Boiardi was believed to have died from a rare phenomenon known as commotio cordis, which occurs when a person is struck in the chest at a precise moment in the heart's rhythm, causing cardiac arrest. Boiardi collapsed during a game March 17.

A rule change - penalizing a defender for intentionally blocking a shot or stepping into the net - seemed to be the more likely choice, but Scroggs said the committee struggled with how to enforce it without changing the fiber of the game. It is not unusual, for example, for a player to be struck by a shot inadvertently away from the goal in the normal flow of the game.

Scroggs said the committee rejected the idea of penalizing a player for defending the goal after the goalkeeper has vacated the cage - for example, to start a clear that resulted in a turnover, thereby creating a scoring opportunity for the opponent in transition.

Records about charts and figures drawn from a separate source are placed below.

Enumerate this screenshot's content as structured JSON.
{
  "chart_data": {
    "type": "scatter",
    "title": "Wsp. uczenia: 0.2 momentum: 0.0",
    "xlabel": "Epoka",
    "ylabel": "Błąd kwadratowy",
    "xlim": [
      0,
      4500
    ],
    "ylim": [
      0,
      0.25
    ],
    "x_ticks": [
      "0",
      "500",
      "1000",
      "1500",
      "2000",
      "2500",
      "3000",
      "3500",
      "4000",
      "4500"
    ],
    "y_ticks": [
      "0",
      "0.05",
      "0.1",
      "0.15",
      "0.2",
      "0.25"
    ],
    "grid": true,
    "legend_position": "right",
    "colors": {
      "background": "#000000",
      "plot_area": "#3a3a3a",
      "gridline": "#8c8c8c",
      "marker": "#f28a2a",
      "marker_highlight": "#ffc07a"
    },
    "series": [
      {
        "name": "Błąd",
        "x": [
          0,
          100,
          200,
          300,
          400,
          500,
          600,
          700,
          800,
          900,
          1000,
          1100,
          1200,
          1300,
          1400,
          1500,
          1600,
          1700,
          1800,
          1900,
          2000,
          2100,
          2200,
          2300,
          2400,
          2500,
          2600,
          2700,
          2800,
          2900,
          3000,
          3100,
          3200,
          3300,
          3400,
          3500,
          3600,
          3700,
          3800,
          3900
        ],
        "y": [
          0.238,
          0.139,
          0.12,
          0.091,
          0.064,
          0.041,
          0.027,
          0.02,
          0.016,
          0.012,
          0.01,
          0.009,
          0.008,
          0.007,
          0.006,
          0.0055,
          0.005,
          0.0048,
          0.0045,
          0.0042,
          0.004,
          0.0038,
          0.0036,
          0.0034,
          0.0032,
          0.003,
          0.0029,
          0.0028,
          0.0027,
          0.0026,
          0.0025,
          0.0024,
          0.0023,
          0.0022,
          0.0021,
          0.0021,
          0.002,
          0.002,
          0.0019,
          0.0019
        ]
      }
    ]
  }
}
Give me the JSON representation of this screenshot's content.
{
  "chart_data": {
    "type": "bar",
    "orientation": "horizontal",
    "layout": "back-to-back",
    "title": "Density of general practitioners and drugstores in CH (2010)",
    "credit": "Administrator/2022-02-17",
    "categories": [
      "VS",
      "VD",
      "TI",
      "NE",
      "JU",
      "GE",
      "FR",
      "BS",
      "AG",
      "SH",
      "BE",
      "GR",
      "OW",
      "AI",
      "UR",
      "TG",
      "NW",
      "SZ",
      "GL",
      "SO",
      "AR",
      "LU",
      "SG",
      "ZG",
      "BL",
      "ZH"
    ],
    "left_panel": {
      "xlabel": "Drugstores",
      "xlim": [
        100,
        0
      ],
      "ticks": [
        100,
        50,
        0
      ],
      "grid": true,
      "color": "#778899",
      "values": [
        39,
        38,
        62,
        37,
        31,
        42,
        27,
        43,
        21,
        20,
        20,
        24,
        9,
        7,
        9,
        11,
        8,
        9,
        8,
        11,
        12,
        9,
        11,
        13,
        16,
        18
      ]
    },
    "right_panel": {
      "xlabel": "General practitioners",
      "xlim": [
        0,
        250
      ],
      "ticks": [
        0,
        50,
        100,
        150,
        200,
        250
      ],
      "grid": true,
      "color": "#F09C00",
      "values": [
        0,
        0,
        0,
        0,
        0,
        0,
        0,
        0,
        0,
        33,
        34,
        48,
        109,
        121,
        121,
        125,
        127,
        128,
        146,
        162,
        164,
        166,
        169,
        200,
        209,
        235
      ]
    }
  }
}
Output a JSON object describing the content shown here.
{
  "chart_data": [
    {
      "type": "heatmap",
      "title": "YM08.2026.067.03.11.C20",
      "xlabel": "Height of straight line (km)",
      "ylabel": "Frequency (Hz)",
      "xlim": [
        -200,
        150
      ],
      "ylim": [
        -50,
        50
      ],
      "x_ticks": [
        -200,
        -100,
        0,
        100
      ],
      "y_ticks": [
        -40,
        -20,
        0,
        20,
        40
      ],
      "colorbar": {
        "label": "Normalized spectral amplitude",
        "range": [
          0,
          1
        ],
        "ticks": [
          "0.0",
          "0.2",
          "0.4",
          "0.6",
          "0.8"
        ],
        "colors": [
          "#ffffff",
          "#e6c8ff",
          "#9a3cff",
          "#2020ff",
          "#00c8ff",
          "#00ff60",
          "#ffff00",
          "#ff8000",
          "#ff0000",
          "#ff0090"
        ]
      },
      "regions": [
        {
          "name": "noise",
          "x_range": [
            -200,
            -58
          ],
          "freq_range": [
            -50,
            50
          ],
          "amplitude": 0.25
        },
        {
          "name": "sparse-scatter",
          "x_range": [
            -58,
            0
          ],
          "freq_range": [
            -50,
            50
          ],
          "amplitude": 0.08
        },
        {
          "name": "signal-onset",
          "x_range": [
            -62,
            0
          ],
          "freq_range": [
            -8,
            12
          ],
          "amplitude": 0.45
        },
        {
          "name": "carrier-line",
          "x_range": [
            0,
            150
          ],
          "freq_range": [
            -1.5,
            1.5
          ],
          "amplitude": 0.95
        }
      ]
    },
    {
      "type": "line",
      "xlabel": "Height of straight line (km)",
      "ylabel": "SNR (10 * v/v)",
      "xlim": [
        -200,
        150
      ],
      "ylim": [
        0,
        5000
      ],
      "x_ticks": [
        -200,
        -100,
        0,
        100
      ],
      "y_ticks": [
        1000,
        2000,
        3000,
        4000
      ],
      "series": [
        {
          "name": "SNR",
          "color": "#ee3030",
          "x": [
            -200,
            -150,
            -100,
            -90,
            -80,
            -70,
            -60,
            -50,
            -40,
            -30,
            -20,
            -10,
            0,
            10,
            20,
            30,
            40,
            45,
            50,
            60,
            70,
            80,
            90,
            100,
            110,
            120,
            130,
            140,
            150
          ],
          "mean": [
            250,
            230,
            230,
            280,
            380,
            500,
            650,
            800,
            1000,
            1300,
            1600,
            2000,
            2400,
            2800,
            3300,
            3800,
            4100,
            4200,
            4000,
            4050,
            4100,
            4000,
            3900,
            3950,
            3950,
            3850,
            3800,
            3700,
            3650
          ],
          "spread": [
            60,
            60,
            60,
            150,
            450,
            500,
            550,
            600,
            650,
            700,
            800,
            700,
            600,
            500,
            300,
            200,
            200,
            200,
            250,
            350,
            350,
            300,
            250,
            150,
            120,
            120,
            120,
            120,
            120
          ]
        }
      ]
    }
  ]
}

"We didn't feel comfortable saying you can't do that, when what you would be doing is giving up a goal," Scroggs said. "We don't want to change the game with a drastic change. We don't want to be a rules committee that changes the game just because we're a rules committee."

Johns Hopkins coach Dave Pietramala, who recruited Boiardi before leaving Cornell after the 2000 season, said he hoped for a definitive rule change, such as restricting the cage to goalies.

"Kids get hit all the time, I realize that. I used to get in front of shots all the time [as a player]. How do you penalize a kid by determining whether he jumped in front of the ball or he just happened to be there?" Pietramala said. "But the person that should be in the goal is the goalie. I thought [the committee] might contemplate that step.

"I'd rather address this than worrying about riding and clearing rules and where you can call timeouts. I'm not sure what we've done to make the game safer."

Said Loyola coach Bill Dirrigl: "I don't know that I was expecting anything. If there's a way to protect the chest area and make it protected, I trust the powers that be are doing everything they can. [As for rules changes] how do you do it?"